Pesquisar a Zona Norte da cidade de São Paulo significa também esbarrar em números reduzidos de documentos que possam possibilitar compreender a conformação espacial do local em fins do século XIX e início do XX. Por este motivo, ao entrar em contato com os funcionários do APESP, que desde o início mostraram-se prestativos em auxiliar na busca por cartografia da região, pude consultar diversos documentos que me mostraram novas informações sobre a área de estudo, especialmente alguns loteamentos próximos à linha férrea, os nomes das empresas e de indivíduos envolvidos nestes empreendimentos, plantas com sítios da região e seus respectivos proprietários, dentre outros que possibilitam aprofundamento da pesquisa.

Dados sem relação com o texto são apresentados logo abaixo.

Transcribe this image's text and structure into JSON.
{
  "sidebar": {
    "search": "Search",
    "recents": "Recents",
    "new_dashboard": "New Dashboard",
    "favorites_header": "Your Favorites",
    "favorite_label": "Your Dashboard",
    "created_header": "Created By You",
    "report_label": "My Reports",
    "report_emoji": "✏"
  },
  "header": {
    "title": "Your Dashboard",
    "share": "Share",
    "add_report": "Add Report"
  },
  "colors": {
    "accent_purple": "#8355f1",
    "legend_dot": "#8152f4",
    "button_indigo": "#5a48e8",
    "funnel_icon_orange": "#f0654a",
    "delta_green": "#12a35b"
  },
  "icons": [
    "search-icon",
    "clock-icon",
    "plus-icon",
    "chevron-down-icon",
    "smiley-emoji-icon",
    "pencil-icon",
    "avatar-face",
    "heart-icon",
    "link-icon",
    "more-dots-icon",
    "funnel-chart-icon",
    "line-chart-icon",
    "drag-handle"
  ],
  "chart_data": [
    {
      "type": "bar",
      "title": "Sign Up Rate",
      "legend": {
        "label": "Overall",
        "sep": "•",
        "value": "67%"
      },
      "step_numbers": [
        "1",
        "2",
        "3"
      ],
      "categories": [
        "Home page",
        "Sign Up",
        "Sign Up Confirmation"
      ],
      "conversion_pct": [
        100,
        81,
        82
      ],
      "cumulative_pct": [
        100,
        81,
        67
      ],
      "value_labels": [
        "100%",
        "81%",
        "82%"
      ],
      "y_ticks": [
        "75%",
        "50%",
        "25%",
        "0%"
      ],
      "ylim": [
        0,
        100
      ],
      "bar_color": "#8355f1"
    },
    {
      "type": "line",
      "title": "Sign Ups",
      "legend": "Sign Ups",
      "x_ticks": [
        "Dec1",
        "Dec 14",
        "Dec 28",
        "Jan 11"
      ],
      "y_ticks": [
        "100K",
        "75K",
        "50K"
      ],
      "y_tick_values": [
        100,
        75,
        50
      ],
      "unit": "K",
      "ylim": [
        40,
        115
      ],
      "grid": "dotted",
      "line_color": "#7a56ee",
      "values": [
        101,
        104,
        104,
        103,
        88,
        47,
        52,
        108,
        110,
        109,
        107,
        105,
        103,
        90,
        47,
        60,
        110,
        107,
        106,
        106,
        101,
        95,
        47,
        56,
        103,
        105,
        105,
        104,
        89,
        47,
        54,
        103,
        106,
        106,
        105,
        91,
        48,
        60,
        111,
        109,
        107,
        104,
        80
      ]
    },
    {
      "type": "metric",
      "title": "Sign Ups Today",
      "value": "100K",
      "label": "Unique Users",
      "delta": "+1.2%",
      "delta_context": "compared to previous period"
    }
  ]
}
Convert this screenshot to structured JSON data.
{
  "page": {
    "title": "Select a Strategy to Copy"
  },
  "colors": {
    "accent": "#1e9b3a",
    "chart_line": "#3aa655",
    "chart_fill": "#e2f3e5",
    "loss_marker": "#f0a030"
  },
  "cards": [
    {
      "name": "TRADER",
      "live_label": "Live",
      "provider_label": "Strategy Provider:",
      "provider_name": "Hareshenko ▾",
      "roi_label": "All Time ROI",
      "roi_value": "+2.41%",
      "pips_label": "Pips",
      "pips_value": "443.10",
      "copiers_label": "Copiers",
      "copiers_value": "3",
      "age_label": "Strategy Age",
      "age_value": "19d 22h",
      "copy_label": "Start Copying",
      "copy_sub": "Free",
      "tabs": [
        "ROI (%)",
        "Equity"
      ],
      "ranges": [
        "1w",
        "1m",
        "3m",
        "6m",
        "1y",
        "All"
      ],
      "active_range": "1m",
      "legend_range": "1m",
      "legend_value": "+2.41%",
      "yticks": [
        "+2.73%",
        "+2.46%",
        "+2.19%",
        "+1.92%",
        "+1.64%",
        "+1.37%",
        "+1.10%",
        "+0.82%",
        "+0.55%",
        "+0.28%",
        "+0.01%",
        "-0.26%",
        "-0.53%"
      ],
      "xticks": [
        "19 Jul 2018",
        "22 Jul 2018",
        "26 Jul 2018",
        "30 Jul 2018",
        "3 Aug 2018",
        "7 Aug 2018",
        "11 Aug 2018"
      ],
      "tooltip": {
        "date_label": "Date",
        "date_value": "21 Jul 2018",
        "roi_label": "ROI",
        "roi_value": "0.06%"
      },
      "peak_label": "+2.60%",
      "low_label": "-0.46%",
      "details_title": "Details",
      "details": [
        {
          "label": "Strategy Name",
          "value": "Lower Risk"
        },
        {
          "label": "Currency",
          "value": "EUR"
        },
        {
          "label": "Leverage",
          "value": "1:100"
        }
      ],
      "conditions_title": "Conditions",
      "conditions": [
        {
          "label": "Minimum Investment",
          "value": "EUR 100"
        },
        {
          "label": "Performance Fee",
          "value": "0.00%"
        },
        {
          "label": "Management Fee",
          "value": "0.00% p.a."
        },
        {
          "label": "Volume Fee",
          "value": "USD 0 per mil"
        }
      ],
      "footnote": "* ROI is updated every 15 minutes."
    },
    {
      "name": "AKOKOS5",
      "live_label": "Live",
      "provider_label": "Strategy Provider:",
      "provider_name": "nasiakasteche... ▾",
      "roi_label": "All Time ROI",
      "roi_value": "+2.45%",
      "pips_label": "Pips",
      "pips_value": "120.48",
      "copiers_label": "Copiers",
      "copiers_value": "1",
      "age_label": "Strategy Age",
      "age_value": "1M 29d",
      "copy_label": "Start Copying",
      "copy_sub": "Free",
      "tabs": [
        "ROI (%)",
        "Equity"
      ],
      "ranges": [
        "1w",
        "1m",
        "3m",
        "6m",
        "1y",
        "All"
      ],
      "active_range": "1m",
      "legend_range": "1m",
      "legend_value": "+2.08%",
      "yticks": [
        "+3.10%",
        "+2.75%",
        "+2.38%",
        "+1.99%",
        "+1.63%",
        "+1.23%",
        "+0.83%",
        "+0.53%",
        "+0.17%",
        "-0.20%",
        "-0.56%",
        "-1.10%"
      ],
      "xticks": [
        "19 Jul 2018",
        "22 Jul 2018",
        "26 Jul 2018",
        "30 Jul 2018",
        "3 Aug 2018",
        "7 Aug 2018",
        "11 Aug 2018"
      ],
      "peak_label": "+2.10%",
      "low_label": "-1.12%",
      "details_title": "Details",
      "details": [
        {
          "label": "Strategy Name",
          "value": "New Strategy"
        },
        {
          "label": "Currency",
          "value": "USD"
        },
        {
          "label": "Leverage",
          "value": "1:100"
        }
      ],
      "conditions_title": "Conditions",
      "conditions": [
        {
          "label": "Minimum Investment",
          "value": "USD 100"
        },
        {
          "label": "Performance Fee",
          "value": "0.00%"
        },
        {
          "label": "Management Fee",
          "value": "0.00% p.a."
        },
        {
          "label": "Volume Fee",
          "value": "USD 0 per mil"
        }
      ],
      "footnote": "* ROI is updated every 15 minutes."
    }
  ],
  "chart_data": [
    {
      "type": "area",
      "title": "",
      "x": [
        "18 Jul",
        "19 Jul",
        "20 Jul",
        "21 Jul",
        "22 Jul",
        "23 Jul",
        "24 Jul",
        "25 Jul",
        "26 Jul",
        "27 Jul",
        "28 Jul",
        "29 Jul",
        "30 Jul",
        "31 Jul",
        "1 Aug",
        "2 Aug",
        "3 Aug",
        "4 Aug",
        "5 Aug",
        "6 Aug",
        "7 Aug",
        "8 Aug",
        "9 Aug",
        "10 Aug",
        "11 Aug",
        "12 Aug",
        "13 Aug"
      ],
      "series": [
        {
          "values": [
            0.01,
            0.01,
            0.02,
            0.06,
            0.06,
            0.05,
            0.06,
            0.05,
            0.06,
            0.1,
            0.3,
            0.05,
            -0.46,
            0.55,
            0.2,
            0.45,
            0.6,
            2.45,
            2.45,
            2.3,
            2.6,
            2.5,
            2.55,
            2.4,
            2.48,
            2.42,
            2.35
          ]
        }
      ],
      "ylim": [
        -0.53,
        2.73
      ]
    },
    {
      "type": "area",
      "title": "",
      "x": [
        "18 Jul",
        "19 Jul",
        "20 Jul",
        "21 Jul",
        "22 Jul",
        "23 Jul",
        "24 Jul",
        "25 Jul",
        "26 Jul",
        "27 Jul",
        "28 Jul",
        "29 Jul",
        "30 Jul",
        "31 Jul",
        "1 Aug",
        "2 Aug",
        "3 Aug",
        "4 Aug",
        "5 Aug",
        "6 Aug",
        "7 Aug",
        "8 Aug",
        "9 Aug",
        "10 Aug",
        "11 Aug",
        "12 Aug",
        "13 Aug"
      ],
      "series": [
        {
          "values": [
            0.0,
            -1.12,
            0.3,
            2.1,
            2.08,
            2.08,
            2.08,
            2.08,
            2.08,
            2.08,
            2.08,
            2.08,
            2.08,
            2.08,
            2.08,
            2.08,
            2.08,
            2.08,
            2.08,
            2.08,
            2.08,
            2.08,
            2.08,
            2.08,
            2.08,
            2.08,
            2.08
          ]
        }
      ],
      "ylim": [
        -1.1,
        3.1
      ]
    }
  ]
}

Arquivos: um direito à memória

Os arquivos são de máxima importância para a produção do conhecimento, da formação cultural, de identidades e da memória de uma sociedade. Sem arquivos, o passado de uma sociedade torna-se nebuloso, praticamente impossibilitando a produção do conhecimento histórico e negando à sociedade seus direitos enquanto indivíduos que se constituem por meio de processos e como agentes históricos. Conhecer seu passado por meio de documentos nos auxilia no preenchimento de lacunas, a responder questões atuais e que podem ter suas origens num passado distante ou recente. Os arquivos são fonte de elucidação, de análise para que o que se construiu no passado seja compreendido no presente e não restem dúvidas e incertezas para os caminhos que a sociedade irá percorrer.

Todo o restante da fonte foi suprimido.